Creo que por eso me siento tranquilo a su lado, no tengo que pretender coqueterías. Y ella no tiene que esperar halagos falsos con el fin de ser llevada a la cama. La primera vez que me invitó una taza de café en el pequeño restaurant del costado, me negué. Luego me sentí estúpido por pensar que una taza de café fuera relacionada por mi lógica primitiva como una propuesta indecorosa, que a fuerza debería terminar en alguna pirueta sexual. Sin mirarla a los ojos, entendió. Cuando le dije que no había hecho el amor en casi dos años, me miró con la misma expresión impávida con la que me contó la muerte de su abuelo, pero con una pizca de piedad. Inmediatamente me sentí más estúpido por diagramar esa confesión tan vergonzosa y que según yo explicaría, sin profundidad, mi castidad voluntaria. Esperando algún comentario sarcástico, me sorprendió una vez más con un silencio secuaz y hasta conmovedor.

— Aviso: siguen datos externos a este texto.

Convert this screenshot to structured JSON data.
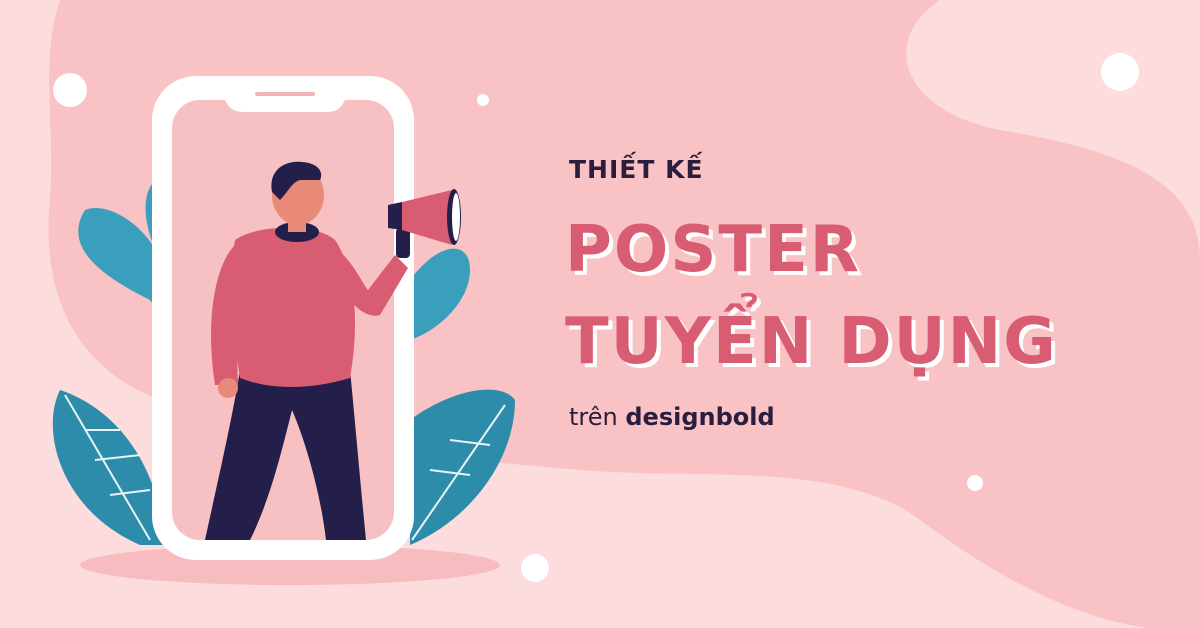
{
  "colors": {
    "background": "#fcdcdc",
    "blob": "#f9c3c5",
    "accent": "#d85c72",
    "dark_text": "#2a1e3c",
    "leaf": "#3a9fbd",
    "phone": "#ffffff",
    "shirt": "#d85c72",
    "pants": "#241e4a"
  },
  "poster": {
    "subtitle": "THIẾT KẾ",
    "headline_line1": "POSTER",
    "headline_line2": "TUYỂN DỤNG",
    "tagline_prefix": "trên",
    "tagline_brand": "designbold"
  },
  "illustration": {
    "figure": "man-with-megaphone",
    "device": "smartphone-frame",
    "plants": "teal-leaves"
  }
}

En el cementerio lloró un poco. Pero no me acerqué a consolarla. Tampoco dije alguna frase rebuscada y esperanzadora. Porque siento que todo eso indica un gesto trivial. Porque a pulso me he convertido en un ser sin mayor convicción por nada. Siento que casi hace dos años mi espíritu se mudó a un cuerpo un poco más hospitalario. Cuando me miró con sus ojos llorosos, entendí que podríamos ser amigos, por asociación o por los ejercicios abdominales que siempre hacemos. Pero jamás nacería entre nosotros ese deseo que nos ha hecho finalmente libres de cualquier vínculo con las personas que nos rodean y de las cuales escapamos para seguir sin sentir. Sin sentir. Si sientes, pierdes.